Qui était Jean-Pierre Morat, docteur lyonnais oublié

Il a contribué à révolutionner la compréhension du système nerveux, formé une génération de médecins et laissé son nom à une loi fondamentale de la physiologie. Pourtant, aujourd’hui, à Lyon, seule une rue du 8ᵉ arrondissement porte son nom. Portrait de Jean-Pierre Morat, scientifique discret mais essentiel à l’évolution de la médecine.

LLes paroles du professeur déferlent sur les étudiants de la faculté de médecine de Lyon. Pourtant, elles peinent à convaincre : mal articulées, relativement complexes, elles égarent plus qu’elles n’éclairent. D’un côté, un esprit brillant. De l’autre, un talent oratoire quasi-inexistant. Cet homme aux amphithéâtres désertés s’appelle Jean-Pierre Morat. Pourtant la science doit énormément à ce professeur de physiologie qui a exercé à Lyon de 1882 à 1916.

Né le 18 avril 1846 dans une famille de vigneron, rien ne semblait destiner Jean-Pierre Morat à une carrière médicale. Issu d’un milieu modeste, le jeune Jean-Pierre est curieux et studieux. Il passe son enfance à se questionner avec une soif insatiable de comprendre le monde.

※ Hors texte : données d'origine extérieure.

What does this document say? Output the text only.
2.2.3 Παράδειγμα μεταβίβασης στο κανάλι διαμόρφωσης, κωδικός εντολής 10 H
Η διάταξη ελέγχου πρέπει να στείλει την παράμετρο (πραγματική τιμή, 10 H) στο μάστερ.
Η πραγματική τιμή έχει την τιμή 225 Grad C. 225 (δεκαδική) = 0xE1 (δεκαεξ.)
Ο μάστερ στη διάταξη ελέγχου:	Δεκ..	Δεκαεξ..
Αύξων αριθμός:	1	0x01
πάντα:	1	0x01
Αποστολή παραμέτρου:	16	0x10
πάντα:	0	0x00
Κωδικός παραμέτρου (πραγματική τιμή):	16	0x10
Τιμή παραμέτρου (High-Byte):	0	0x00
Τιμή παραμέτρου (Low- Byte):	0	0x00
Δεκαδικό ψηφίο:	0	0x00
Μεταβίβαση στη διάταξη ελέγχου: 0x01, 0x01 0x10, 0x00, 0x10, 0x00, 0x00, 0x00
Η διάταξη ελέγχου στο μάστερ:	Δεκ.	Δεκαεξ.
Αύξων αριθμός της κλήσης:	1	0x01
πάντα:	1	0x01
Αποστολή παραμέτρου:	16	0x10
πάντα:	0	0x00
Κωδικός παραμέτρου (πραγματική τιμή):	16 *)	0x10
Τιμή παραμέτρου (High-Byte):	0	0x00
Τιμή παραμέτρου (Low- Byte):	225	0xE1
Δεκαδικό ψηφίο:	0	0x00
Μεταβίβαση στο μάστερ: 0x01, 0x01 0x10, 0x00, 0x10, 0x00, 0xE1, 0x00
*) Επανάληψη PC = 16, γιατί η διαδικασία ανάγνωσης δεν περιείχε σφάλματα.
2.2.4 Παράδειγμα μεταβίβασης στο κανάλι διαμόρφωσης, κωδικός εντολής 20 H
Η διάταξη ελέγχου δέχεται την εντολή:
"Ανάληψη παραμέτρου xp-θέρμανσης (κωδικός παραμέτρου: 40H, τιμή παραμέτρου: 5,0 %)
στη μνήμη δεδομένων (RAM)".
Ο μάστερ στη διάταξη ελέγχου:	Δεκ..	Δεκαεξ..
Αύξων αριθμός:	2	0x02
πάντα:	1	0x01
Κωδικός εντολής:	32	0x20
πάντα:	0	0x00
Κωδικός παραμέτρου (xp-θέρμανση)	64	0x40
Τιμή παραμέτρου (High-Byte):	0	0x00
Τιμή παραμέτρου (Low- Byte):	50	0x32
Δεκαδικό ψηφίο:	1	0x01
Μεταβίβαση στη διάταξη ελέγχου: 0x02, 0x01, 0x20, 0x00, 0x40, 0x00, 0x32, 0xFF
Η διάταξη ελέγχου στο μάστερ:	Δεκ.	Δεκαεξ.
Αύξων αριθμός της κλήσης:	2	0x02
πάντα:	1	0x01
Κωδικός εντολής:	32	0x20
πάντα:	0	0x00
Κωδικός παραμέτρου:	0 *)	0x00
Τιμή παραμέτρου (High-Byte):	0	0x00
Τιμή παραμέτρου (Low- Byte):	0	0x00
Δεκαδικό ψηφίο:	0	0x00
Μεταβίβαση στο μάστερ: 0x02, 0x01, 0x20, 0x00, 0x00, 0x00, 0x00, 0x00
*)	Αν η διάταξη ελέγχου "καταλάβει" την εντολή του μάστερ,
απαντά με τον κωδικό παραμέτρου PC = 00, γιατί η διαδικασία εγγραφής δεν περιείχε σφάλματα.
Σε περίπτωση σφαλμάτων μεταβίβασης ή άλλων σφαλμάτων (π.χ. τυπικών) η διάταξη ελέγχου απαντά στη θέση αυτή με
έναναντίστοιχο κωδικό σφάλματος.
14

Etudiant au séminaire d’Autun, il s’intéresse d’abord à la littérature. Puis, son cursus scolaire prend un tout autre tournant lorsqu’il s’inscrit à l’École de médecine de Lyon. Les lettres deviennent très rapidement de l’histoire ancienne pour le jeune étudiant.

Dans l’ombre de Claude Bernard

Paris s’impose comme une  révélation pour Jean-Pierre Morat. Si la beauté de la capitale et sa concentration  d’intellectuels y contribuent, c’est avant tout une rencontre humaine qui marque ce tournant : celle de Claude Bernard, physiologiste français de renom du XIXᵉ siècle et père fondateur de la médecine expérimentale moderne.

Morat devient son élève en tant qu’interne des hôpitaux. Après le soutien de sa thèse sur la moelle osseuse en 1873, il intègre le laboratoire de Bernard pour trois années. Les deux hommes se lient rapidement d’amitié du fait de leur origine bourguignonne commune et d’un partage d’opinion similaire. Tous deux sont convaincus que passer son temps dans des bibliothèques ne suffit pas à comprendre la biologie, mais qu’il est surtout nécessaire d’ expérimenter sans cesse.